October 10, 2014
SUPPORT FOR GLOBAL BRAIN EFFORT
Scientists at QIMR Berghofer Medical Research Institute will receive funding from the United States government to co-direct a global effort to better understand brain diseases and mental illness.
Researchers from over 30 countries have joined forces for the ENIGMA (Enhancing Neuro Imaging Genetics through Meta-Analysis) project, to identify risk factors and treatment targets for illnesses and conditions such as dementia, depression and autism.
At QIMR Berghofer, Professor Nick Martin and Drs Margie Wright and Sarah Medland co-founded ENIGMA in 2009, with Professor Paul Thompson from the University of Southern California in Los Angeles and medical researchers from Europe.
“So far the ENIGMA team has pooled brain scans and DNA collected from more than 30,000 people at over 185 sites globally,” Dr Wright said.

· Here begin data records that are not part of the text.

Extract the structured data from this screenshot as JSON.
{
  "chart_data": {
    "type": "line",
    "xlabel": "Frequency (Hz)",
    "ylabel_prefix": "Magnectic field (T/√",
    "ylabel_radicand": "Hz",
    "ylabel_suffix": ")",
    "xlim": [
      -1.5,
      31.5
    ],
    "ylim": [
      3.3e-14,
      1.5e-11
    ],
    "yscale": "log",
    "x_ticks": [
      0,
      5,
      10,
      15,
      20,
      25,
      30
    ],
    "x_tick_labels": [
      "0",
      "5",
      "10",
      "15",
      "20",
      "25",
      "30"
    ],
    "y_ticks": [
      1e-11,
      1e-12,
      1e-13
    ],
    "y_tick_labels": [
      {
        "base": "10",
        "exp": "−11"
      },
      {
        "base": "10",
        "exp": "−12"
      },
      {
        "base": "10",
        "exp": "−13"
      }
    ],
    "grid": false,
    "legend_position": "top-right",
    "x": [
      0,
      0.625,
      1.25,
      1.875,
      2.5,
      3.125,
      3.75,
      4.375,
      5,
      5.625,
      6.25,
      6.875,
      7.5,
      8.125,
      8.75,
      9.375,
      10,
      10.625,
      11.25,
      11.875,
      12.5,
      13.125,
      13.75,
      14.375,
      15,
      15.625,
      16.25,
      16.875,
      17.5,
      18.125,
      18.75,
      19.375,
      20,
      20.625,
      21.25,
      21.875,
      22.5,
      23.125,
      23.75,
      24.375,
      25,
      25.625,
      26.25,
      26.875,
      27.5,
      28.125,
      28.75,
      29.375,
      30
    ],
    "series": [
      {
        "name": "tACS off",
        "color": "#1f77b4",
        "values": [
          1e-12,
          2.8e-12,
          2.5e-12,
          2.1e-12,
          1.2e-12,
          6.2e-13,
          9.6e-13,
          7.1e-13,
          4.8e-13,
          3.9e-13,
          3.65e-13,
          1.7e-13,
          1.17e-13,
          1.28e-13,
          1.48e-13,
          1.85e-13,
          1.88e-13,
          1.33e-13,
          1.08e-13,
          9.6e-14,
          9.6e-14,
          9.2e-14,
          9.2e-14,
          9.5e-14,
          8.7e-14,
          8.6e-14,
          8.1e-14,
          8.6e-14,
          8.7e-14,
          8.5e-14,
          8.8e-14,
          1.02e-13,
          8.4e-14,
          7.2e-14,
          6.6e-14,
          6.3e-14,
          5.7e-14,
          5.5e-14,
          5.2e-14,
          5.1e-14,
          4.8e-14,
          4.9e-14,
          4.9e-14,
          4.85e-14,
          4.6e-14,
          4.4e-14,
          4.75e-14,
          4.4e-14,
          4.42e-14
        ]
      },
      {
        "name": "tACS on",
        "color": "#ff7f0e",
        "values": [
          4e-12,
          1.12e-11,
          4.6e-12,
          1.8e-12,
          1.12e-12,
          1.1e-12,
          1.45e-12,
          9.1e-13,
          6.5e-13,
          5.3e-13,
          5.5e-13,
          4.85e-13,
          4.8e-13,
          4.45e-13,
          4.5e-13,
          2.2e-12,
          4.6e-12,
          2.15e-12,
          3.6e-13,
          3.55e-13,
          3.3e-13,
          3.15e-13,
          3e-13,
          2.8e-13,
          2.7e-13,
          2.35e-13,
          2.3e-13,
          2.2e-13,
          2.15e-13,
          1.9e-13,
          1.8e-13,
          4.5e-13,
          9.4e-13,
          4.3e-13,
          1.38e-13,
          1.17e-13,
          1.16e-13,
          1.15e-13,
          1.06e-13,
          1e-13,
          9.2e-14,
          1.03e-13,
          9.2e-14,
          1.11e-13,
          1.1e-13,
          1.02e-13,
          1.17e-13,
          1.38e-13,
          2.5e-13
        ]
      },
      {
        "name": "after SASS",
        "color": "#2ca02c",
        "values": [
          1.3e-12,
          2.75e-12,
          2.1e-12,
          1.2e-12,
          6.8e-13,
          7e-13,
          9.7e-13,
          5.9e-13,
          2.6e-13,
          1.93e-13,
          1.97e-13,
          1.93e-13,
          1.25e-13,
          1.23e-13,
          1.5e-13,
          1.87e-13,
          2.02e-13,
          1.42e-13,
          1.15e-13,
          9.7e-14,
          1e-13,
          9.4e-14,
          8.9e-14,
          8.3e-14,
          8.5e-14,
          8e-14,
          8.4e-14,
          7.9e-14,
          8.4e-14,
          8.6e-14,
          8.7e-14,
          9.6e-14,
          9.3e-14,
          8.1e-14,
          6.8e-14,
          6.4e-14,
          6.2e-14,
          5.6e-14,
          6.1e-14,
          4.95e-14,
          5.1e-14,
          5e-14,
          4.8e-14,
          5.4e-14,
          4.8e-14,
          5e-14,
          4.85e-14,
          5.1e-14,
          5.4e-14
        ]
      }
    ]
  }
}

“QIMR Berghofer has contributed the data from 1,200 young people from the Institute’s QTIM (Queensland Twin IMaging) study.
“The combined data is so vast one scientist could never analyse it – but we can screen one another’s data to discover genes or drug targets that help or harm the brain.”
The ENIGMA project has largely relied on the good will of scientists contributing their time and data – until now.
The United States National Institutes of Health has just announced a grant of $11 million for the project overall, and QIMR Berghofer will receive $100,000 per year for the next four years towards the cost of leading many of the analyses.
Dr Wright says the worldwide funding injection will enable ENIGMA to build on the considerable momentum and energy that already exists across the project, to process data more quickly, and to use new methods to help interrogate the very large datasets that data pooling creates.
“Many diseases affecting the brain remain hard to treat because their underlying cause isn’t known, and risk factors for mental illness are so complex,” Dr Wright said.
“The pooling of this genetic and brain scan data from around the world brings a power to research efforts that has not existed before.”